Institutional Investors Zero in on Film Studios’ Real Estate

Institutional investors are focusing on the real estate and operations of film studios, says JLL.

“It’s more than just the big screen capturing the imagination of investors. The race to produce content among major streaming platforms, from Disney+ to HBO, is pushing up demand for studio space. Netflix alone is estimated to have released more original productions in 2019 than the entire TV industry did in 2005,” the firm says in a recent report.

Pointing out more about need, Carl Muhlstein, international director based in JLL’s Los Angeles office, explains studios have high requirements for controlled environments to make content. “Soundstage occupancy has consistently been at about 95% since 2015, and with the current online content boom, the scramble is on for studio space, spilling over into vacant industrial and retail boxes.”

He notes the need for intense asset management of a higher turnover of tenants compared to other commercial real estate sectors, which was the case when leases on studios were relatively short has dissipated because the film industry is now moving towards leases lasting up to a decade and beyond. “That’s definitely becoming more common as we see both traditional and streaming platforms seek out a place to be based and ensure access to soundstages for a growing roster of films. The industry has moved away from a seasonal approach.”
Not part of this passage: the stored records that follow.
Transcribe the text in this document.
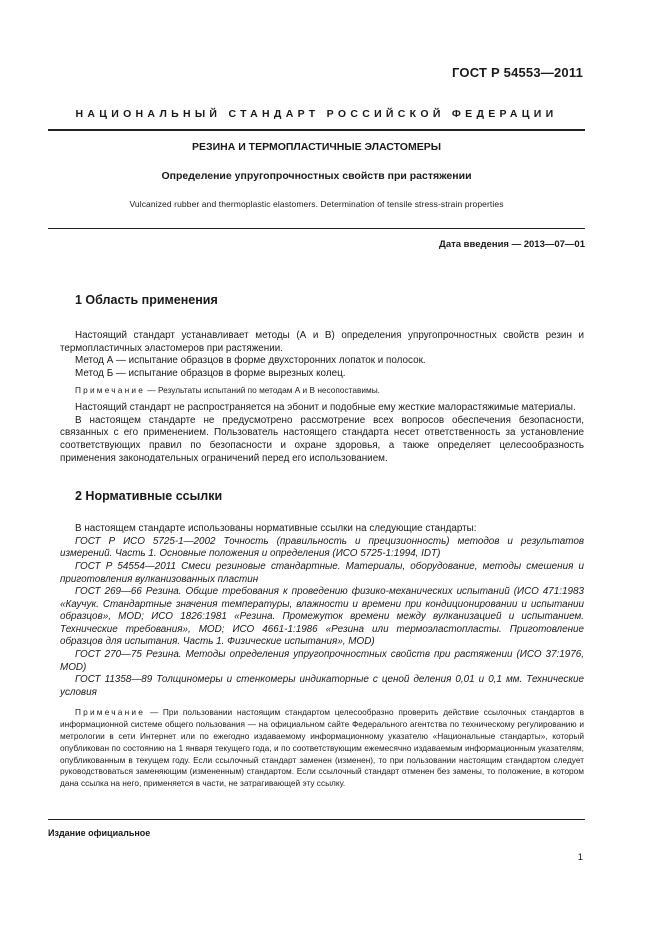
ГОСТ Р 54553—2011
НАЦИОНАЛЬНЫЙ СТАНДАРТ РОССИЙСКОЙ ФЕДЕРАЦИИ
РЕЗИНА И ТЕРМОПЛАСТИЧНЫЕ ЭЛАСТОМЕРЫ
Определение упругопрочностных свойств при растяжении
Vulcanized rubber and thermoplastic elastomers. Determination of tensile stress-strain properties
Дата введения — 2013—07—01
1 Область применения

Настоящий стандарт устанавливает методы (А и В) определения упругопрочностных свойств резин и термопластичных эластомеров при растяжении.

Метод А — испытание образцов в форме двухсторонних лопаток и полосок.

Метод Б — испытание образцов в форме вырезных колец.

Примечание — Результаты испытаний по методам А и В несопоставимы.

Настоящий стандарт не распространяется на эбонит и подобные ему жесткие малорастяжимые материалы.

В настоящем стандарте не предусмотрено рассмотрение всех вопросов обеспечения безопасности, связанных с его применением. Пользователь настоящего стандарта несет ответственность за установление соответствующих правил по безопасности и охране здоровья, а также определяет целесообразность применения законодательных ограничений перед его использованием.

2 Нормативные ссылки

В настоящем стандарте использованы нормативные ссылки на следующие стандарты:

ГОСТ Р ИСО 5725-1—2002 Точность (правильность и прецизионность) методов и результатов измерений. Часть 1. Основные положения и определения (ИСО 5725-1:1994, IDT)

ГОСТ Р 54554—2011 Смеси резиновые стандартные. Материалы, оборудование, методы смешения и приготовления вулканизованных пластин

ГОСТ 269—66 Резина. Общие требования к проведению физико-механических испытаний (ИСО 471:1983 «Каучук. Стандартные значения температуры, влажности и времени при кондиционировании и испытании образцов», MOD; ИСО 1826:1981 «Резина. Промежуток времени между вулканизацией и испытанием. Технические требования», MOD; ИСО 4661-1:1986 «Резина или термоэластопласты. Приготовление образцов для испытания. Часть 1. Физические испытания», MOD)

ГОСТ 270—75 Резина. Методы определения упругопрочностных свойств при растяжении (ИСО 37:1976, MOD)

ГОСТ 11358—89 Толщиномеры и стенкомеры индикаторные с ценой деления 0,01 и 0,1 мм. Технические условия

Примечание — При пользовании настоящим стандартом целесообразно проверить действие ссылочных стандартов в информационной системе общего пользования — на официальном сайте Федерального агентства по техническому регулированию и метрологии в сети Интернет или по ежегодно издаваемому информационному указателю «Национальные стандарты», который опубликован по состоянию на 1 января текущего года, и по соответствующим ежемесячно издаваемым информационным указателям, опубликованным в текущем году. Если ссылочный стандарт заменен (изменен), то при пользовании настоящим стандартом следует руководствоваться заменяющим (измененным) стандартом. Если ссылочный стандарт отменен без замены, то положение, в котором дана ссылка на него, применяется в части, не затрагивающей эту ссылку.

Издание официальное
1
As an example of the institutional investor activity in film studio real estate recently, this year Hackman Capital Partners and Square Mile Capital Management jointly acquired the Sony Pictures Animation Campus in Culver City, while also partnering with Raleigh Studios to manage Raleigh’s 10-acre campus in Hollywood.

This year has also seen the first large-scale new construction studio project to break ground in Los Angeles in decades with Hudson Pacific Properties and Blackstone planning to build Sunset Glenoaks Studios, a 240,000-square-foot studio space in Sun Valley. 

The project represents a total investment of $170 million to $190 million. The project is already fully entitled and is expected to deliver in the third quarter 2023.

There is currently a 1.2 million-square-foot pipeline of new studio space development and occupancy of existing studio spaces is above 95%, according to a June report of CBRE. Content consumption is playing a major role. Eric Willett, regional director of research at CBRE, says that viewing minutes in the US and globally are up year-over-year. That is especially good news for Los Angeles, which Willett calls “ground zero” for studio space.